Wills toned things down for an interactive show “with lots of words” called “Dance Monkey Dance,” and it won a New Zealand comedy award in 2005. “After that, everyone just expected me to do more shows of that style,” he says.
However, “I always like to surprise people and do what they don’t expect of me,” he says. “And so I decided to do a silent character.”
At first, “It was a bit of an in-joke for me and my friends: ‘See, I can entertain people without talking,’ ” Wills says.
But the first time, he couldn’t. “I didn’t have tape on my face at that point,” he says. “I ruined the act by talking to the front row, so I panicked.
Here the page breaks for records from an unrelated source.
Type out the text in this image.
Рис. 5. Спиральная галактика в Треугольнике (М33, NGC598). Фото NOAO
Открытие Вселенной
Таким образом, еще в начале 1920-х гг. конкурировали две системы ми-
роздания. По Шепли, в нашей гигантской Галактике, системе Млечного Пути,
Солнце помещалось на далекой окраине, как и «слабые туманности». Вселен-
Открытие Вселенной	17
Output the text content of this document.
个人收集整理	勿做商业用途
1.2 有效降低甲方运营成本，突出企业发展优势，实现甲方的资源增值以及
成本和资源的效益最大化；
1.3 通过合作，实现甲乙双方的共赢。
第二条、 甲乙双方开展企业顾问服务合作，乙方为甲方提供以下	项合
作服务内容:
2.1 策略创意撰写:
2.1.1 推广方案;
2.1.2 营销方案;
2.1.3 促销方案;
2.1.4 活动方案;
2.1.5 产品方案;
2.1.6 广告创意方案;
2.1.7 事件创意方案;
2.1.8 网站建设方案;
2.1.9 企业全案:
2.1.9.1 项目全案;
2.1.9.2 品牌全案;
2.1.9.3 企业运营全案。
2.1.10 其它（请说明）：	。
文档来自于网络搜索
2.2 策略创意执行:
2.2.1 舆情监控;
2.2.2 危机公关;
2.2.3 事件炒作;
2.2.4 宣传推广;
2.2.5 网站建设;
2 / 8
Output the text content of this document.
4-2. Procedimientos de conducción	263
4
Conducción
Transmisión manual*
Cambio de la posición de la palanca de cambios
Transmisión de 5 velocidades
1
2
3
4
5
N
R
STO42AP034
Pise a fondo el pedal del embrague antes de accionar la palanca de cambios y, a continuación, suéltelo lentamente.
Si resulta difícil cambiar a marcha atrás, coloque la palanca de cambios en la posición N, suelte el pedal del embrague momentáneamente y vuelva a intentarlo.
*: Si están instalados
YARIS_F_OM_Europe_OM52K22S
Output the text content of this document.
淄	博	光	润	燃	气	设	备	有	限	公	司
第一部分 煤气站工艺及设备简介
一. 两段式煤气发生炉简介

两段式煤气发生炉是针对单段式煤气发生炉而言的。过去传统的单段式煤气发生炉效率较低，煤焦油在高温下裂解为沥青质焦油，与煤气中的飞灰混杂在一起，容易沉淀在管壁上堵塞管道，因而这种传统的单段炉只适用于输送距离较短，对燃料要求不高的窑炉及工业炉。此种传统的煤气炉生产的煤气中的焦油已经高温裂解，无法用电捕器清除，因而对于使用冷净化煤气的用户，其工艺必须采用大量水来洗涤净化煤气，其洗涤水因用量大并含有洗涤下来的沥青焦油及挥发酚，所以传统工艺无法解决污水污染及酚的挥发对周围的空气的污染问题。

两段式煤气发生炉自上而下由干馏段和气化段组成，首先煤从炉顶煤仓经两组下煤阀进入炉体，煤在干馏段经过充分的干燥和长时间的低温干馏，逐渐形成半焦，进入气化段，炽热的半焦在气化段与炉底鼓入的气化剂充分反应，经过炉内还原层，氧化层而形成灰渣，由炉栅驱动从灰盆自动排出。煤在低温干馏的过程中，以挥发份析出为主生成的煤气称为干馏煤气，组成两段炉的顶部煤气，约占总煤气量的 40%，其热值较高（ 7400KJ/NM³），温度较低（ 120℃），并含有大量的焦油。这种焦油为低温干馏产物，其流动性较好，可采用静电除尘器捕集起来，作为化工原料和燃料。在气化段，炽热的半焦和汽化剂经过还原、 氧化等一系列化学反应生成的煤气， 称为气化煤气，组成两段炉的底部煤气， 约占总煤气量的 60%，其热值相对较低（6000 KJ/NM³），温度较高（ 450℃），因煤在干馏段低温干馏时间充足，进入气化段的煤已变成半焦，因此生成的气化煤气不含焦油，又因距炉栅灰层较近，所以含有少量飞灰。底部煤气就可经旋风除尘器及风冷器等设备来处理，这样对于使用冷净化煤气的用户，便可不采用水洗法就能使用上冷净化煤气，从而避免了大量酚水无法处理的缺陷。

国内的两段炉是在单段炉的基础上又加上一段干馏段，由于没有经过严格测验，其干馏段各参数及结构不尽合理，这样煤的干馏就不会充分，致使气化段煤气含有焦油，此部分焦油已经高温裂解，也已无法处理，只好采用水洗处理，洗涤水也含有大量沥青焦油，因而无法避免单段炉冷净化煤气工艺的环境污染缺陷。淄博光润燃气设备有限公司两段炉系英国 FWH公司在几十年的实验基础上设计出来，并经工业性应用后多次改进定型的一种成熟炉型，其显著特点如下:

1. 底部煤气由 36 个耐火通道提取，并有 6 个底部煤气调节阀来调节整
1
The only way I could keep quiet was if I gaffer-taped my mouth shut. It looked really funny, so we tried it out the next night and it worked.”
He started writing more material, “and enjoying the character more and more.” And, as the Blue Man Group and Cirque du Soleil discovered, one can travel farther with no language barrier.
“It’s amazing how much you can communicate with just eyes and gestures,” Wills says.
Silent film star Buster Keaton was a huge influence (“He could do it all with his eyes,” Wills says). So were Wills’ punk days, and the early films of Tim Burton. “It’s interesting to see the number of teenagers who really connect with the character because they feel as if they are outsiders,” he says.
The Las Vegas show will be a greatest-hits compilation, “my best material, with the thread line of one of my Edinburgh shows, which was the most interactive and the most fun one, I found,” he says.
But no matter how well Tape Face does at the Flamingo, Wills has to close May 7 to take his show to the West End for seven weeks starting June 6. After that, who knows? “I’ve got my house and my family in the U.K.,” he says. “And for me, the world is a cool place to travel and see things.”
Still, he admits, “if it goes very well,” he will almost have to make more time for Las Vegas.
“The thing with most entertainers, though, you should know when to leave,” he says.